Diabetes doesn’t pounce on a person out of the blue. Before the diagnosis, a person may linger on the fringes of the condition — blood sugar high but not yet over that line that is clearly diabetes — for years. The U.S. Centers for Disease Control and Prevention released figures in January showing that the number of American adults with prediabetes had jumped from 57 million in 2008 to 79 million in 2010. During the same period, the number with full-on diabetes grew from 23.6 million to 26 million, the vast majority of which are Type 2 cases.

These numbers are somewhat inflated by the use of a new test, hemoglobin A1c, that can detect cases of prediabetes or diabetes that older tests might have missed.
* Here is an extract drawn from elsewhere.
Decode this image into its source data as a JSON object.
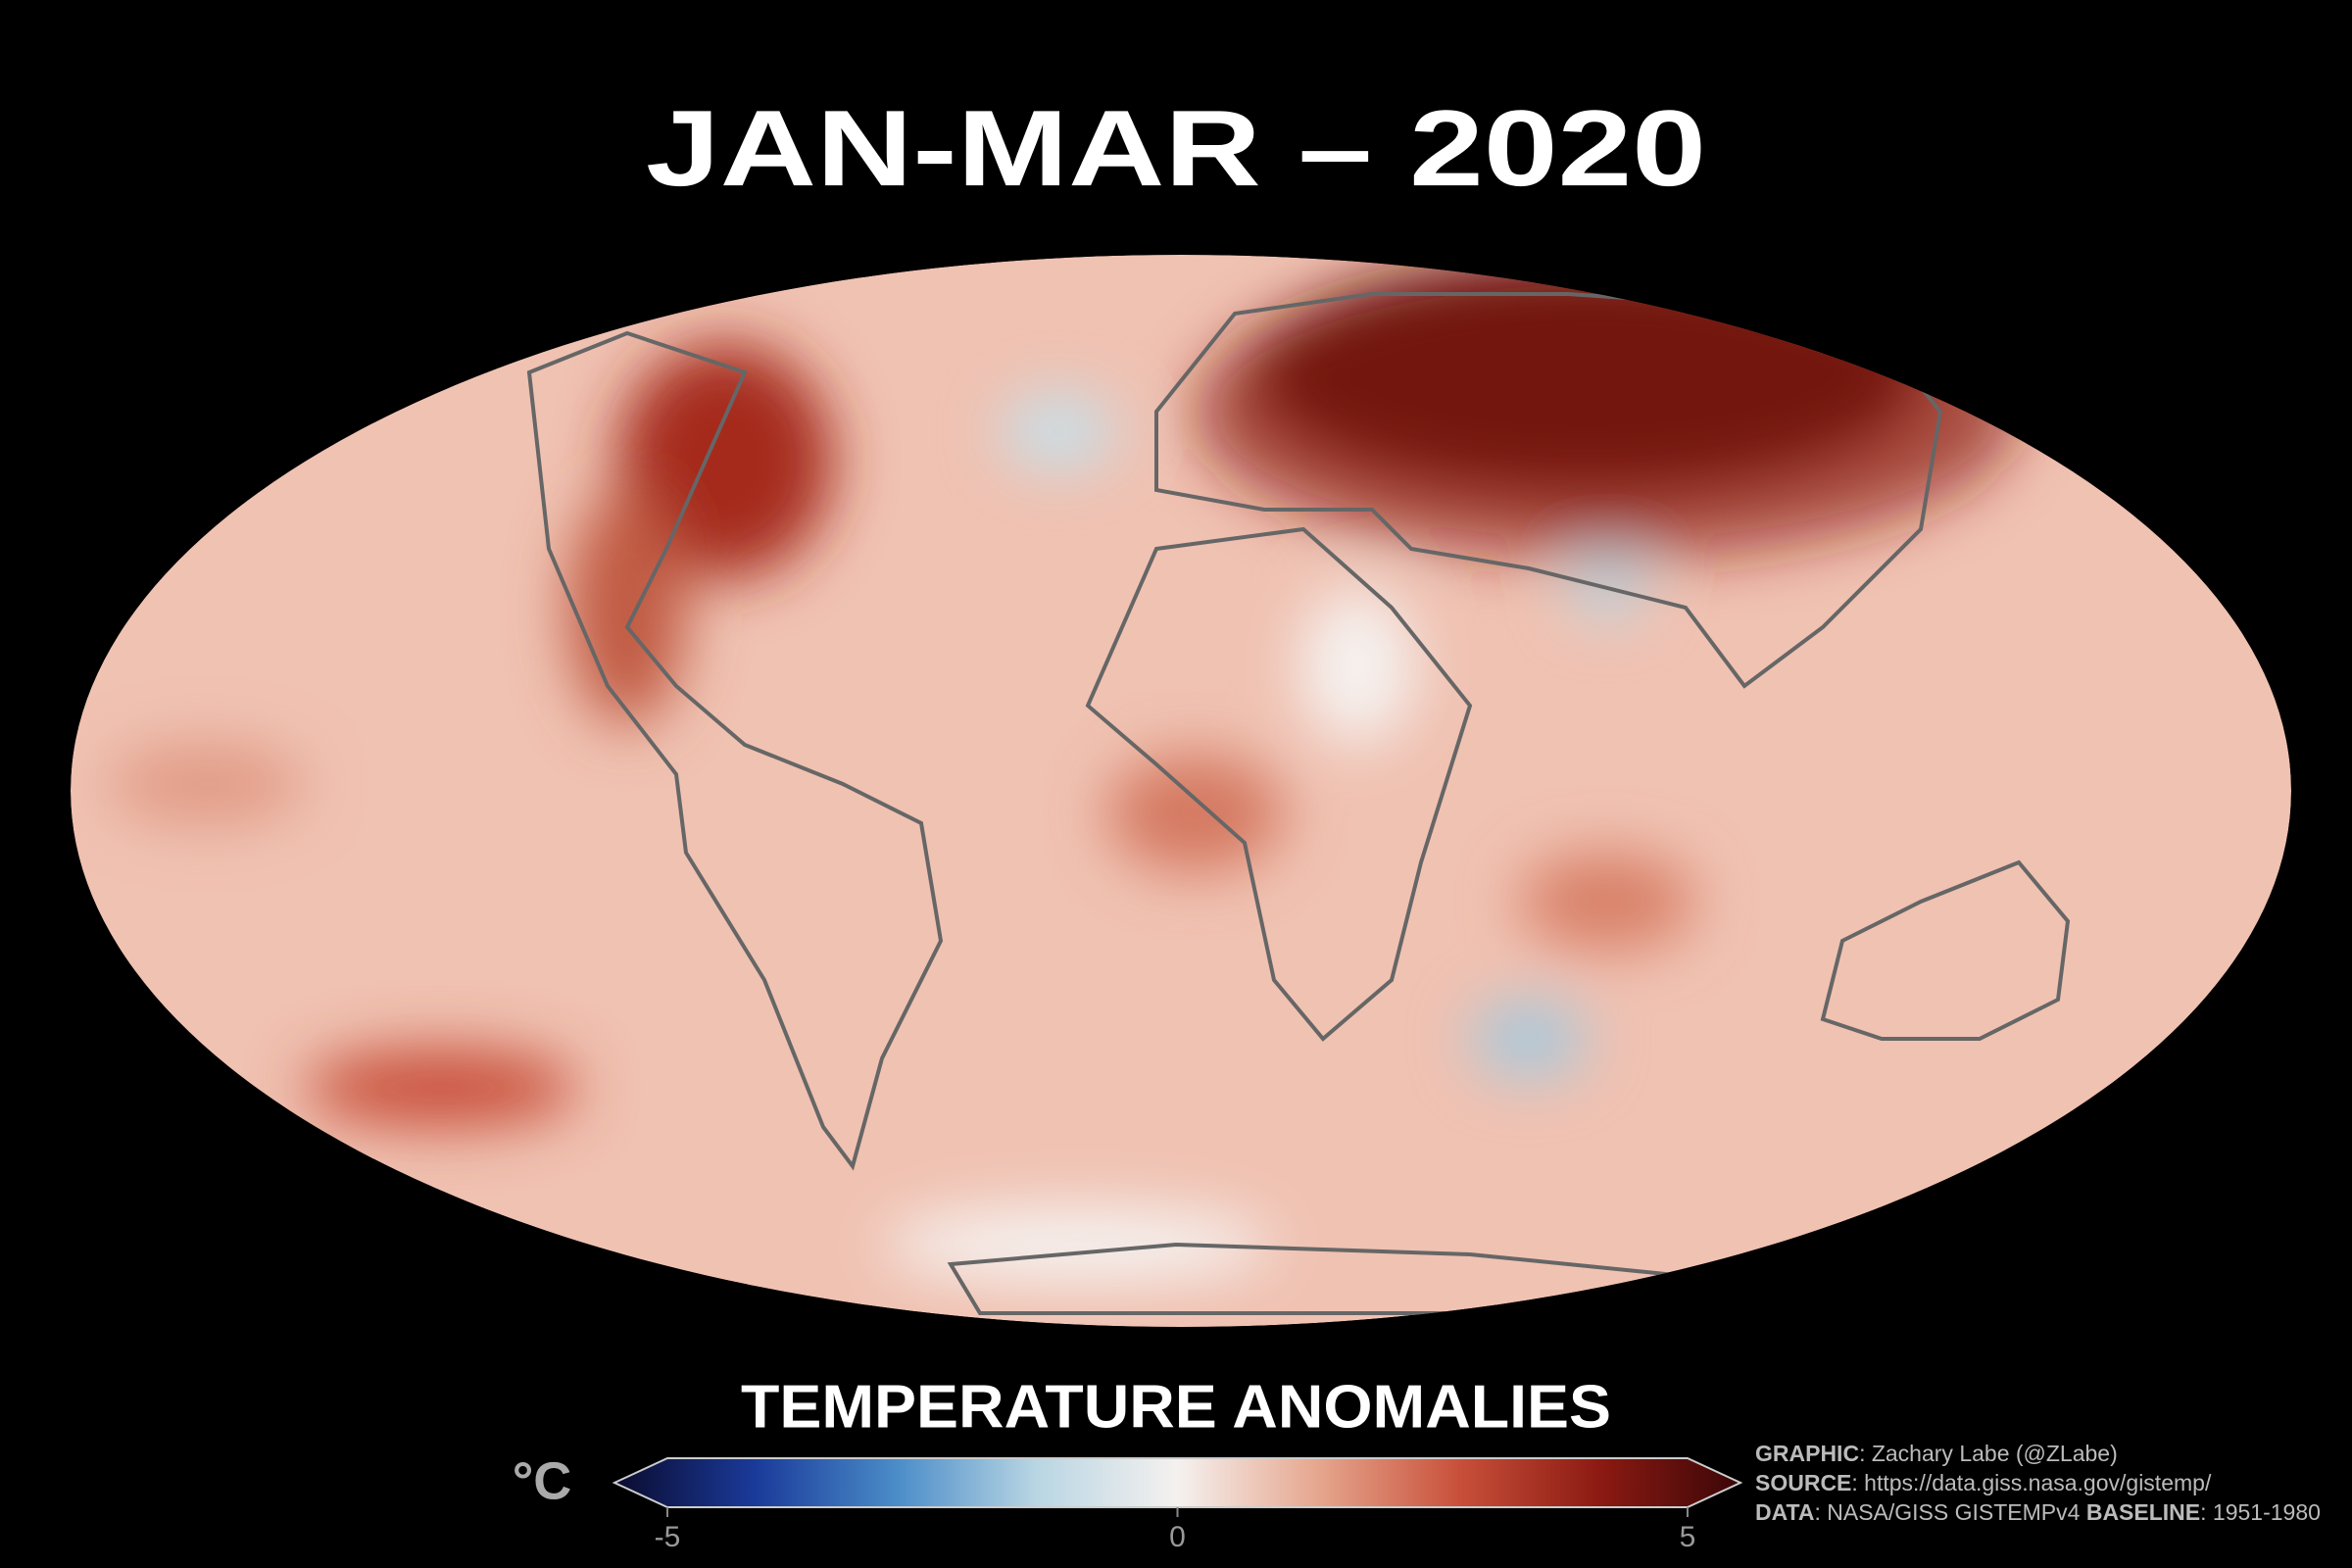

Still, experts have no doubt that prediabetes really is on the rise. “Many people have it and don’t know it,” says Dr. Kevin Kaiserman, a pediatric endocrinologist in private practice and president of the American Diabetes Assn, Los Angeles.

Just like people with Type 2 diabetes, those with prediabetes have high blood sugar levels because their body has become less responsive to insulin, the hormone that keeps blood sugar levels in check, or doesn’t produce enough of it. But having prediabetes is not necessarily a guarantee that a person will get Type 2 diabetes. Improved nutrition and increased physical activity can help stave off the condition.

“Lifestyle changes can absolutely reverse the course,” Kaiserman says.